Six potentially challenging qualities desired by a spa employer include:
- The ability to focus on customer service well beyond what is typically required of an independent massage therapist. Since clients seeking bodywork at a spa wish to be catered to, providing attentive customer service is imperative to customer satisfaction.
- The maturity to remain flexible in the face of guests who reschedule and cancel. This is part and parcel of the spa experience, as most guests are on vacation and not necessarily conscious of this consideration. Allowing a last minute cancellation to upset you can throw off your focus and affect your next session. In these instances it is important to step back and appreciate the big picture of your employment at a spa.
- A willingness to support retail sales of the spa’s products. Being able to include salesmanship in your contact with clients will augment the spa’s profits beyond what is generated from its massage services.
- Presenting yourself in a polished, professional manner. This includes the way you dress and groom yourself for work, as well as how you communicate with guests. Each spa will have its own style and interpretation of professional presentation.
- The ability to work within a set time frame, including the performance of an intake interview.
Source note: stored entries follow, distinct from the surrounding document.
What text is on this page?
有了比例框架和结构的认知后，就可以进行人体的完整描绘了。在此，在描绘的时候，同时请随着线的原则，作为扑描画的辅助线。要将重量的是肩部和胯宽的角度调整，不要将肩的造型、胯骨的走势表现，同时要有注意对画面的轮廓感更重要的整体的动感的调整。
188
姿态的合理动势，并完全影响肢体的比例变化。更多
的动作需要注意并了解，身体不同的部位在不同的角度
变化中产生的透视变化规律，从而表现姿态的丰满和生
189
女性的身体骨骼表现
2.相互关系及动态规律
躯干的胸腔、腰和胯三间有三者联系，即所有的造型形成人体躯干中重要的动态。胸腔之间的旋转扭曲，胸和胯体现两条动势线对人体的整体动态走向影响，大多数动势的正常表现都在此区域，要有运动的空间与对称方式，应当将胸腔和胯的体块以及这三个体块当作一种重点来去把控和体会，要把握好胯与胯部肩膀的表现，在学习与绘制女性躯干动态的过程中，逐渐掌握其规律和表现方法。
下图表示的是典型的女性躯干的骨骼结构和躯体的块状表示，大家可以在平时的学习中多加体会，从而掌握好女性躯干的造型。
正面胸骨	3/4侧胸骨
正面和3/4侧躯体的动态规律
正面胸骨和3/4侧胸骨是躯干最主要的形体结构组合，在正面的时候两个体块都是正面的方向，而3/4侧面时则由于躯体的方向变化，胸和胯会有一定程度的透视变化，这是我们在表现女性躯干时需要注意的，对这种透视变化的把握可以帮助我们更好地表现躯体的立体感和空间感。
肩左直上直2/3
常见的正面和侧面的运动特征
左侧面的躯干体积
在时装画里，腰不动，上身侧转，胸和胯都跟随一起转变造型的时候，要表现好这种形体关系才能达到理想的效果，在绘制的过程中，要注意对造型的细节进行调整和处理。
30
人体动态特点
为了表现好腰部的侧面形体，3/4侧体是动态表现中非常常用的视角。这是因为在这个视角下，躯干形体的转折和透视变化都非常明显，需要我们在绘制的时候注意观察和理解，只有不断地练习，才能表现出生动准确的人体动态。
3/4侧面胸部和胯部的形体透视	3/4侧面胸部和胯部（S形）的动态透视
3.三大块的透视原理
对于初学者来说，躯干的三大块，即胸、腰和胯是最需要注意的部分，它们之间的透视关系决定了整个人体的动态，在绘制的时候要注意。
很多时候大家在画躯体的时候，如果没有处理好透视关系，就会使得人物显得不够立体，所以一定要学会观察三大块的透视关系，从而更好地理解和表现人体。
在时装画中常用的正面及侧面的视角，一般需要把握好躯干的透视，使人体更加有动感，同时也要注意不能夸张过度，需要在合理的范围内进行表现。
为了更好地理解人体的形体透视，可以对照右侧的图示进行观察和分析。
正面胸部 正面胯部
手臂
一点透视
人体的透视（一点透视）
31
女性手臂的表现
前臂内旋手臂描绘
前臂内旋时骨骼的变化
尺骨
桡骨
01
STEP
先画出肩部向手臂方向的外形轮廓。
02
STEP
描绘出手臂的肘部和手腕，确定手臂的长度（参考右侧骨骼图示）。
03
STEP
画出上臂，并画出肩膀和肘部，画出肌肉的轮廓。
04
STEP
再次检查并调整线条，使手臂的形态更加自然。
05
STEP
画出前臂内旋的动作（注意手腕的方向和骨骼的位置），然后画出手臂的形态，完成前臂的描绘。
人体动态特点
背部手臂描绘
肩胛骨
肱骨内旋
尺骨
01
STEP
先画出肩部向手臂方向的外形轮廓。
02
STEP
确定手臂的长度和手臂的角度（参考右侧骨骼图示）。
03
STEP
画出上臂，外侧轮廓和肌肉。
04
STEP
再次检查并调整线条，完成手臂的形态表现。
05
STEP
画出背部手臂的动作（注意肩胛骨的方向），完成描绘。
As the spa setting does not offer flexibility beyond the allotted amount of time per session, it is crucial for spa therapists to maintain temporal boundaries. This requires a bodyworker to be very direct when steering an intake interview. Important information about a client’s health is used to avoid contraindications and provide the most therapeutic session; however, a spa requires this be done in a shortened amount of time. This awareness ties into representing the spa you work for with high standards of customer service in mind, as a discussion that lasts too long will cut into a paying customer’s session.
- The stamina to perform massages back-to-back, seeing up to eight guests in a row. The volume supplied by a spa demands a massage professional be able to maintain physical strength and agility for a full shift. Several factors contribute to accomplishing this feat. In addition to being physically fit, bodyworkers can utilize proper body mechanics to prevent injury, maintain personal tools to prevent the absorption of a client’s negative energy and learn to center themselves quickly between clients.
Providing high quality bodywork while delivering quality customer service places a massage therapist at an advantage within a spa environment. The ability to work within the parameters of the spa industry may deliver incredible opportunities. Using your skills to deliver massage therapy within the continually evolving spa industry allows you to potentially reap the monetary rewards of a full massage schedule.